For an entire generation, Harry Potter is a core text; for many, it’s the core text, formative not only because of its content, but because of the collective experience of reading it. The long waits between books, the midnight release parties, the broad cross-cultural anticipation that was near-unprecedented in the book world at the time: for the massive number of people who read them as they were first published, these things are tied up in our memories of reading the books, and our lasting interpretations of their words.

But while I was out chasing the Doctor across time and space, while other Potter fans were getting lost in an infinite number of fictional universes, the Harry Potter fandom lived on, and it morphed into something new. The wizard rock community blossomed; fan tribute and parody shows grew so popular that their creators and performers developed massive fandoms in their own right. And even after the final book and the final movie, brand-new readers were coming onboard. They came at the stories in new ways – with different collective experiences, a full set of films to compliment the books, and a creator who always has more to say about her world. The conversation around the series has shifted, but if anything, it’s simply grown more massive, a snowball picking up enthusiastic readers as it barrels down the hill. And for those readers who got picked up long ago, the lasting effects of Harry Potter fandom are making themselves known.

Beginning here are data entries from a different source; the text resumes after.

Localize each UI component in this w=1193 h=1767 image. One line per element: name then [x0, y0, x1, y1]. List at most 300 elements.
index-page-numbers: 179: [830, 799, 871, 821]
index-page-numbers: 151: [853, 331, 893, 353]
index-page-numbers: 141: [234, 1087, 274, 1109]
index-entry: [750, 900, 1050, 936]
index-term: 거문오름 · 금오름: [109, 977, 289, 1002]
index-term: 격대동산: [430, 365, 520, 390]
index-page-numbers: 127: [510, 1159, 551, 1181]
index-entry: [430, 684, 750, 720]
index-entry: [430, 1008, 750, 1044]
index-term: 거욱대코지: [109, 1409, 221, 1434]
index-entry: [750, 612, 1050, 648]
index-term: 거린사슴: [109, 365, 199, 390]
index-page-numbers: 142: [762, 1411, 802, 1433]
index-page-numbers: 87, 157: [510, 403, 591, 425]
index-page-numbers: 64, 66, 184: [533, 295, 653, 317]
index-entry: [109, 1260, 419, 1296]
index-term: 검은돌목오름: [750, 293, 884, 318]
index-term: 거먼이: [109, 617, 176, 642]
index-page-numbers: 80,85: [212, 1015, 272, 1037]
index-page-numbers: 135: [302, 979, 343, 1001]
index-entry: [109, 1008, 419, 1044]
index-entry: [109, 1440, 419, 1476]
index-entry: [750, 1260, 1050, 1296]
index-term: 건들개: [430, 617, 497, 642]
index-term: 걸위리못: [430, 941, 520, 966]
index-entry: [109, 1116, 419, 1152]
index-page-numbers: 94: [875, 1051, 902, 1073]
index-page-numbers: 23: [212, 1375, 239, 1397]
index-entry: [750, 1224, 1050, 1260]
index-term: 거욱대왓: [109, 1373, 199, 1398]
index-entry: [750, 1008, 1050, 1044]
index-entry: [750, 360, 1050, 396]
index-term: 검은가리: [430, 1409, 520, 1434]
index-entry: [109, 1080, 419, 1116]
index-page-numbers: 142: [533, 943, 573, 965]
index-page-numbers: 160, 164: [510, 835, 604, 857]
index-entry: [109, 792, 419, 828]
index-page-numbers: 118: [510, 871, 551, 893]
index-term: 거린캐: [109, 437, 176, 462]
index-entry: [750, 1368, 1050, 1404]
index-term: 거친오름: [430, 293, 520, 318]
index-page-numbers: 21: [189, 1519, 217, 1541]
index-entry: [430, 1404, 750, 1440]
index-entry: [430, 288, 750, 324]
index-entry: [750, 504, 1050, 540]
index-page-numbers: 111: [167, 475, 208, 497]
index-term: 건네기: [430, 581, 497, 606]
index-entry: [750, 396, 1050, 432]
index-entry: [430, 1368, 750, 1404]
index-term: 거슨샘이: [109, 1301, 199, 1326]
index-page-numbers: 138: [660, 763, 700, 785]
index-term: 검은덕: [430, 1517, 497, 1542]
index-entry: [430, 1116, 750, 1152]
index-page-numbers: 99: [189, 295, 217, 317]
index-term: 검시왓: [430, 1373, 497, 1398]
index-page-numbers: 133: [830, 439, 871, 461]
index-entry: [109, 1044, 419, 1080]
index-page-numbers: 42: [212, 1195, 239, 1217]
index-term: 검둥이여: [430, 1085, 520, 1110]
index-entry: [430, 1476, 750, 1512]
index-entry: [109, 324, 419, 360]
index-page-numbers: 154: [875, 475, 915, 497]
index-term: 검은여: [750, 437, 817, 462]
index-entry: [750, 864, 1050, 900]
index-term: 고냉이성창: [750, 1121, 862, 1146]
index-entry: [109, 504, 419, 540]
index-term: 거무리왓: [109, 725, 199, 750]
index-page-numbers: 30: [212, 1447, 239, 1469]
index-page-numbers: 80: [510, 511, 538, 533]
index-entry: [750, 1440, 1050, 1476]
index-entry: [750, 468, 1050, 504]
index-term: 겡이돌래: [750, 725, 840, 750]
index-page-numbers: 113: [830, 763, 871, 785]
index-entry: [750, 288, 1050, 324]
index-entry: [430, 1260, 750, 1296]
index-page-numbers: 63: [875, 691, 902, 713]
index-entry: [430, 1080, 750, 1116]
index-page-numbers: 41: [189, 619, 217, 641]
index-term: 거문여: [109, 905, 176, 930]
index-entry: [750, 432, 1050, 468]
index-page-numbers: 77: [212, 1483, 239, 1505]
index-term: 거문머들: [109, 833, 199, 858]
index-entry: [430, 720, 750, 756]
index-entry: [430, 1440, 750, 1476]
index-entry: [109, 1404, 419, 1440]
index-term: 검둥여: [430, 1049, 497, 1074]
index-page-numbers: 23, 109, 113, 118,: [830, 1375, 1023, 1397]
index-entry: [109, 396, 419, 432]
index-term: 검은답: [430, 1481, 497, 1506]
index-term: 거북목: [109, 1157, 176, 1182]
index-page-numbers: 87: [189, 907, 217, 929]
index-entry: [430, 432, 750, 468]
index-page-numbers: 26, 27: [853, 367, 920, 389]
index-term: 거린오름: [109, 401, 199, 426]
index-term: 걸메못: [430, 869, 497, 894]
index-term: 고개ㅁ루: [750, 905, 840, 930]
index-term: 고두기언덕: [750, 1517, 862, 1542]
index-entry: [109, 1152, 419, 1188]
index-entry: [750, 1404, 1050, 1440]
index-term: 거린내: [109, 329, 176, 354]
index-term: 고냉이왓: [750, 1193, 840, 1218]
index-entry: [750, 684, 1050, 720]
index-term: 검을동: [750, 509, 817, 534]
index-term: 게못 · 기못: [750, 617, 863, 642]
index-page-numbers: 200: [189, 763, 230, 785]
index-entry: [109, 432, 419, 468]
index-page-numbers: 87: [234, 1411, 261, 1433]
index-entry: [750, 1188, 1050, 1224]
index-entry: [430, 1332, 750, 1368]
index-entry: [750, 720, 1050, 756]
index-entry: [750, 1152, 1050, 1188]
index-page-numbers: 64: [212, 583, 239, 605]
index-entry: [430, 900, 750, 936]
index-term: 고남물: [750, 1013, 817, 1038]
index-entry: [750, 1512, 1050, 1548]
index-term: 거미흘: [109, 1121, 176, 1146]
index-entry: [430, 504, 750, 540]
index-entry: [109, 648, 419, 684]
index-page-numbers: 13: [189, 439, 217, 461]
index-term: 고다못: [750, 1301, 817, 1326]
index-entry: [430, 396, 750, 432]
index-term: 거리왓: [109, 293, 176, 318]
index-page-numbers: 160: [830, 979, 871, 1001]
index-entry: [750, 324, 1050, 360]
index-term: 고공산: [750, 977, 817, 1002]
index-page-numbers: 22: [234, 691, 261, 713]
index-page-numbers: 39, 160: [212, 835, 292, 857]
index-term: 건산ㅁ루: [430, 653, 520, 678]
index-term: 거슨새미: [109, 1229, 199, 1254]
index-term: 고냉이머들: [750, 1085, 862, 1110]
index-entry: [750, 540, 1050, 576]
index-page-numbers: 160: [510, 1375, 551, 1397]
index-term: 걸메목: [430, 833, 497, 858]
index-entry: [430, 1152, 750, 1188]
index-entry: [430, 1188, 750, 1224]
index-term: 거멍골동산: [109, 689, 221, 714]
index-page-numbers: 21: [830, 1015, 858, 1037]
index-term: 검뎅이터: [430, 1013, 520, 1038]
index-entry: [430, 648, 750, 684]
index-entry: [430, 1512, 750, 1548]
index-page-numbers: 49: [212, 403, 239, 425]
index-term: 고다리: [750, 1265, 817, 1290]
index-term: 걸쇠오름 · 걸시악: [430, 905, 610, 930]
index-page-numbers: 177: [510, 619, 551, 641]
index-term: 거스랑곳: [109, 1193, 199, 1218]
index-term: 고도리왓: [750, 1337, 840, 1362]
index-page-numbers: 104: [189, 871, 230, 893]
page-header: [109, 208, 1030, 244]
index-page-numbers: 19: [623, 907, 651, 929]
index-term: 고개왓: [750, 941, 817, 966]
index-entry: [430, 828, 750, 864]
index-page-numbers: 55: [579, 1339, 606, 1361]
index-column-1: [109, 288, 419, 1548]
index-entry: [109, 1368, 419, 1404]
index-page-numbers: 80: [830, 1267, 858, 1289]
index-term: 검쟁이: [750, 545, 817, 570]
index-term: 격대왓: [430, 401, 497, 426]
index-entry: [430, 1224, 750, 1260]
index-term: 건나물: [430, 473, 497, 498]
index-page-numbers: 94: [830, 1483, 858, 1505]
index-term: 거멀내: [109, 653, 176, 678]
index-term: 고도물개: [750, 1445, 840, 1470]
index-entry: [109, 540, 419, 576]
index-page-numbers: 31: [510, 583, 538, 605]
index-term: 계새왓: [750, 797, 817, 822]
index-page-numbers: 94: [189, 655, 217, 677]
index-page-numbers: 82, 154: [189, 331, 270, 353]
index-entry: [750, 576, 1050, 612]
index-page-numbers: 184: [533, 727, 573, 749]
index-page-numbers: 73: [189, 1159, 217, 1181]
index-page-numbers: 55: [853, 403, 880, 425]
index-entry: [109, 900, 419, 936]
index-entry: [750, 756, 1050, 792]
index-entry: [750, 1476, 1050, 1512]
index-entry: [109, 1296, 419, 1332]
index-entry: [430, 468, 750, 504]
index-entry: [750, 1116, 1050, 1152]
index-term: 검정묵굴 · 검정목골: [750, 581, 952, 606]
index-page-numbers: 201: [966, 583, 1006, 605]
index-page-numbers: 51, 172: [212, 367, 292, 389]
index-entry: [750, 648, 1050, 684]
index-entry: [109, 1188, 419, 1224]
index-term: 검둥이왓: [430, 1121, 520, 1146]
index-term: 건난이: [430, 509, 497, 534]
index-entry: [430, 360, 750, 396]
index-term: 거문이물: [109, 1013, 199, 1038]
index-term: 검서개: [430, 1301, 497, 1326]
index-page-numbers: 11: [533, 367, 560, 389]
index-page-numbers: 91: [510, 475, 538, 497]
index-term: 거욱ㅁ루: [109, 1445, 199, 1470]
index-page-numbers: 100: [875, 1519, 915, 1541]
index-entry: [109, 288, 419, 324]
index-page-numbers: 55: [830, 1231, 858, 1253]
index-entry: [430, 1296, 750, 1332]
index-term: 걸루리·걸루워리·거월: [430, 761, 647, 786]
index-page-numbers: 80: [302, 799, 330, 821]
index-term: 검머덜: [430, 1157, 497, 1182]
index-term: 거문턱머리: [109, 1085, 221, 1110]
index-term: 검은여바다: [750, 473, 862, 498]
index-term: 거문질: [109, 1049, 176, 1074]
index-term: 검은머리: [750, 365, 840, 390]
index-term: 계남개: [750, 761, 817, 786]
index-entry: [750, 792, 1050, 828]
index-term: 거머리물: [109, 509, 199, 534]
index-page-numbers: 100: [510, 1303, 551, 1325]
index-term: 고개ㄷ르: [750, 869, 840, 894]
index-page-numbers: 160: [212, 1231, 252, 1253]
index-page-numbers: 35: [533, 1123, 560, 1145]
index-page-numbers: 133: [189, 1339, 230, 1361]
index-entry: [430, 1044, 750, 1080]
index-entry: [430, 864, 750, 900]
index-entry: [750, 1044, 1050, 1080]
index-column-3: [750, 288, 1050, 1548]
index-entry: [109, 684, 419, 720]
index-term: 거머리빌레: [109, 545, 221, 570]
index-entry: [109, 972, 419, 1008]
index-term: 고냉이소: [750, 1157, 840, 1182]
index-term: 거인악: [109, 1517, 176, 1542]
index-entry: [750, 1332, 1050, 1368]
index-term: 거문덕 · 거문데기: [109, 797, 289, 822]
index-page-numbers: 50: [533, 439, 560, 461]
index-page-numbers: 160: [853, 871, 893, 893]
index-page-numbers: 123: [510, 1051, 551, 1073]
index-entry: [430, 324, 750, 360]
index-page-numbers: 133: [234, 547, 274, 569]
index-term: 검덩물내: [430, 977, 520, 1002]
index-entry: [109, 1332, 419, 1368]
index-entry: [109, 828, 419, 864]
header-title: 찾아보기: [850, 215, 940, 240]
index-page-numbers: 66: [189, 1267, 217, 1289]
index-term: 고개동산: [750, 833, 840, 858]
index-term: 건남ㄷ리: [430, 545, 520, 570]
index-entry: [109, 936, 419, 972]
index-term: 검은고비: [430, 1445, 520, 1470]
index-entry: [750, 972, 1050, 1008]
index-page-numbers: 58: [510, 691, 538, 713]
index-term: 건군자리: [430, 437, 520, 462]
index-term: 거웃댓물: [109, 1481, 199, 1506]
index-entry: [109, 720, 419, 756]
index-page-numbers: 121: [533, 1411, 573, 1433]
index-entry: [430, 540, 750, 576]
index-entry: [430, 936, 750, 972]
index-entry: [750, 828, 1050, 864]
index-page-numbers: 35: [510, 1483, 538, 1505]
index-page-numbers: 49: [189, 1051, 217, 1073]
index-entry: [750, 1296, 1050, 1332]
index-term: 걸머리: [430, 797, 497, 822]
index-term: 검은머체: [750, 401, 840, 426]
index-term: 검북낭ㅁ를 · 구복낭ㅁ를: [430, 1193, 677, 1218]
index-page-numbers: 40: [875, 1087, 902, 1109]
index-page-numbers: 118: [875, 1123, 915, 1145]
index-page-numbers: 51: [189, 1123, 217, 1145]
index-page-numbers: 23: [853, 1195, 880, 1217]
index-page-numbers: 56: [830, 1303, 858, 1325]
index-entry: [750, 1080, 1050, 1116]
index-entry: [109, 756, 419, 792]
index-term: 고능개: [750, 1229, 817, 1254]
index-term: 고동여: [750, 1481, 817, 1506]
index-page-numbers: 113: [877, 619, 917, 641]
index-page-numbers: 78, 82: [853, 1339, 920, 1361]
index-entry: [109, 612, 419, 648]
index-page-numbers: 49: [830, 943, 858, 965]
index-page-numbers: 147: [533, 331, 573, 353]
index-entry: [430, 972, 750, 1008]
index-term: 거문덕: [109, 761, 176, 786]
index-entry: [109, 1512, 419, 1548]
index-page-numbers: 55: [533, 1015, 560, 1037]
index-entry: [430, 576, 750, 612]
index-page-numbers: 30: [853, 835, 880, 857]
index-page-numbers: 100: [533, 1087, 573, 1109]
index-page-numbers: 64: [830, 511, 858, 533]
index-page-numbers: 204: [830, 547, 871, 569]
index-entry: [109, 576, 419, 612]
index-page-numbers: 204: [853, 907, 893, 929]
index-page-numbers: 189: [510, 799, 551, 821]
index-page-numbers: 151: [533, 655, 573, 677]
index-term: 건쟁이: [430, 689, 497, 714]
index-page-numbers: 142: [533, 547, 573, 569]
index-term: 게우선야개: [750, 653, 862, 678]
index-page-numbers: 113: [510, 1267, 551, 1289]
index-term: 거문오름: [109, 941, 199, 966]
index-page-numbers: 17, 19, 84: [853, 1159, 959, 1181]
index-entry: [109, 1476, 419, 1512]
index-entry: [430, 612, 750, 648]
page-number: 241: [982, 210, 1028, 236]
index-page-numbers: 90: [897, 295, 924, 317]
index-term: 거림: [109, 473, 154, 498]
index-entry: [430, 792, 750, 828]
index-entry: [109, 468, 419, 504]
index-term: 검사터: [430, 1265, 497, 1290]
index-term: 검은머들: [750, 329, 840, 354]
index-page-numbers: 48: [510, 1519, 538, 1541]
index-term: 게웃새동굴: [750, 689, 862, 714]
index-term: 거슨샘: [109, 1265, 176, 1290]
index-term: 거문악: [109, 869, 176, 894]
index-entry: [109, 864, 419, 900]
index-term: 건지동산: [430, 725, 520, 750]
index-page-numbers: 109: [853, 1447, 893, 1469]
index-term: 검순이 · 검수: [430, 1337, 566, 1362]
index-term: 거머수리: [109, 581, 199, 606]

The woman behind GeekyCon is Melissa Anelli, and Harry Potter is at the heart of her origin story: she spent much of the 2000s at “The Leaky Cauldron” and wrote a book called Harry, A History. (I’ll never forget her interview with J K Rowling around the release of Book 6, the first time I heard someone asking the right questions rather than journalists squandering opportunities asking silly ones.) We talked about new Harry Potter readers, and old Harry Potter readers who have migrated to new fandoms. “Because the Harry Potter canon is whole, and people can just read it, they’ll feel all the same passion that we’re feeling, that the old-school fans felt for so many years when they were waiting for the new chapter,” she told me. “But then that kind of passion naturally lends itself to stories that kind of naturally branch off from it, like The Hunger Games, or Marvel: regular people rising to superhuman heights, or superheroes being very human. All of those stories seem to come of a piece and inspire the same kind of passion and excitement – they very naturally lead into each other.” Part of that networked passion comes from the way we communicate online today: we share bits of ourselves on social networks – and sometimes, if we’re amongst the right crowd, we share whole pieces. It’s different to the early days of the web, when we burrowed into niche corners. There are big entryways into the spaces on the web where people get excited about things, and one of them is still Harry Potter. “I think a lot of people feel like, “Oh, I love Harry Potter,” Anelli said. “And they go online and they find friends who love Harry Potter, they start following them on Tumblr, and they see them post about some TV show they like, Supernatural or The Vampire Diaries or a book they’re reading...I think that we’re all leading each other to the things that we love, because we’re all connected now.”